There is one report which suggests that the A/Japan/305/57 HA (H2) requires palmitate for membrane fusion (Naeve & Williams, 1990, EMBO J. 9:3857-3866). However, this finding has not been supported by other workers using either H2, H3 or H7 subtype HAs (Naim et al., 1992, J. Virol. 66:7585-7588; Simpson & Lamb, 1992, J. Virol. 66:790-803; Steinhauer et al., 1991, Virology 184:445-448; Veit et al., 1991, J. Virol. 65:2491-2500). It has been shown that substitution of the conserved cysteines at positions 553, 560 or 563 by serine (H2 and H3) or alanine (H7) did not significantly affect HA biosynthesis, intracellular transport or receptor-binding activity, when expressed from recombinant plasmid DNA or SV40 vectors (Doyle et al., 1985, J. Cell Biol. 100:704-714; Lazarovits & Roth, 1988, Cell 53:743-752; Naeve & Williams, 1990, EMBO J. 9:3857-3866; Naim et al., 1992, J. Virol. 66:7585-7588; Simpson & Lamb, 1992, J. Virol. 66:790-803; Steinhauer et al., 1991, Virology 184:445-448; Veit et al., 1991, J. Virol. 65:2491-2500). In fact, HA proteins with mutations in two (Simpson & Lamb, 1992, J. Virol. 66:790-803) or all three (Naim et al., 1992, J. Virol. 66:7585-7588) palmitate addition sites complemented an influenza virus with a temperature-sensitive mutation in the HA.

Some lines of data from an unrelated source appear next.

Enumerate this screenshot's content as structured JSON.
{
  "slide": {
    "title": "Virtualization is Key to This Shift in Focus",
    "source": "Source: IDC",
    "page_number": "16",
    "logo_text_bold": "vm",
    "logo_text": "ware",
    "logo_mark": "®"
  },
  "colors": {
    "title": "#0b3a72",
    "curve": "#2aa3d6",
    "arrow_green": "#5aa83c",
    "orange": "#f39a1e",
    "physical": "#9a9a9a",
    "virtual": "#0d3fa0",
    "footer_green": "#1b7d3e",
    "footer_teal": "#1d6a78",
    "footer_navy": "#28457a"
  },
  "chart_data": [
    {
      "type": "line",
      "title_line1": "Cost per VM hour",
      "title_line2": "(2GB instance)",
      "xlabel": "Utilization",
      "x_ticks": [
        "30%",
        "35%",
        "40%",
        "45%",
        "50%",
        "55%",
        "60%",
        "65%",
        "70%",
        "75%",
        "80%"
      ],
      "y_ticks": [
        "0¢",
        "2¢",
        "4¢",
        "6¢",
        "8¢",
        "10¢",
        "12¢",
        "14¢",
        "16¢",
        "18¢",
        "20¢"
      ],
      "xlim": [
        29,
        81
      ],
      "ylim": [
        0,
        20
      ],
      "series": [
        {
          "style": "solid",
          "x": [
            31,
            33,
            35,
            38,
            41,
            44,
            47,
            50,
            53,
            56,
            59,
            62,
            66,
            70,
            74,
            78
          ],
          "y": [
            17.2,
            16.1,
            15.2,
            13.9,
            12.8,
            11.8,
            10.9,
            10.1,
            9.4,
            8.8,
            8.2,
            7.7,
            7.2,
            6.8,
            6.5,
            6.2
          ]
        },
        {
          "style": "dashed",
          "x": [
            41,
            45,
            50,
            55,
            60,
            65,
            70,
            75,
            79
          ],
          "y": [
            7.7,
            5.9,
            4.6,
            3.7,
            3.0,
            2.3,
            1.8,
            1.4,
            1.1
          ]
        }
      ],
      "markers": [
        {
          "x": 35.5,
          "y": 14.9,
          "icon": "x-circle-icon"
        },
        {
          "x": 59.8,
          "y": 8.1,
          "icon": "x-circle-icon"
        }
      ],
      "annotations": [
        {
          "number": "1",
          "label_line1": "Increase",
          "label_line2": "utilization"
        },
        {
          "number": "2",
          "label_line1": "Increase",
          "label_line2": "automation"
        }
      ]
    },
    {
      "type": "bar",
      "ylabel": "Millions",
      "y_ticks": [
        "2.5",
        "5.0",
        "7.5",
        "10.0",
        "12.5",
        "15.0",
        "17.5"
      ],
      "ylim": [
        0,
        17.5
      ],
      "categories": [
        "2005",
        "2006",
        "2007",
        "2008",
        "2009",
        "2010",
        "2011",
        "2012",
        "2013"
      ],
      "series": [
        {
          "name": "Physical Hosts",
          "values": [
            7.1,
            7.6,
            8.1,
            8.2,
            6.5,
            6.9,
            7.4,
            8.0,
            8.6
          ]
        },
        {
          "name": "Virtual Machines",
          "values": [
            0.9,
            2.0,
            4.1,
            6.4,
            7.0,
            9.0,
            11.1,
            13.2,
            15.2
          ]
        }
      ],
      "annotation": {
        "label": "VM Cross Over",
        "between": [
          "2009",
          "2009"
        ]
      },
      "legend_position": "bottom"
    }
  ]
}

Recently, Naim and Roth (Naim & Roth, 1993, J. Virol. 67:4831-4841) have extended their studies of the role of the cytoplasmic tail by expressing HA variants from recombinant SV40 viruses in influenza virus-infected cells. Although chimeric HAs with foreign cytoplasmic sequences were efficiently excluded from viral envelopes, HAs which lacked a cytoplasmic tail were incorporated into virions. Similarly, Simpson and Lamb (Simpson & Lamb, 1992, J. Virol. 66:790-803) showed that HA mutants lacking a cytoplasmic tail were incorporated into viral particles, but the particles were found to be non-infectious. This would indicate that the conserved cytoplasmic sequences are not required for the incorporation of HA into virions but that the cytoplasmic tails of the HAs are necessary for the infectivity of the virus. However, data presented here using a different assay system indicate a role for these cysteine residues in the formation of infectious influenza virus.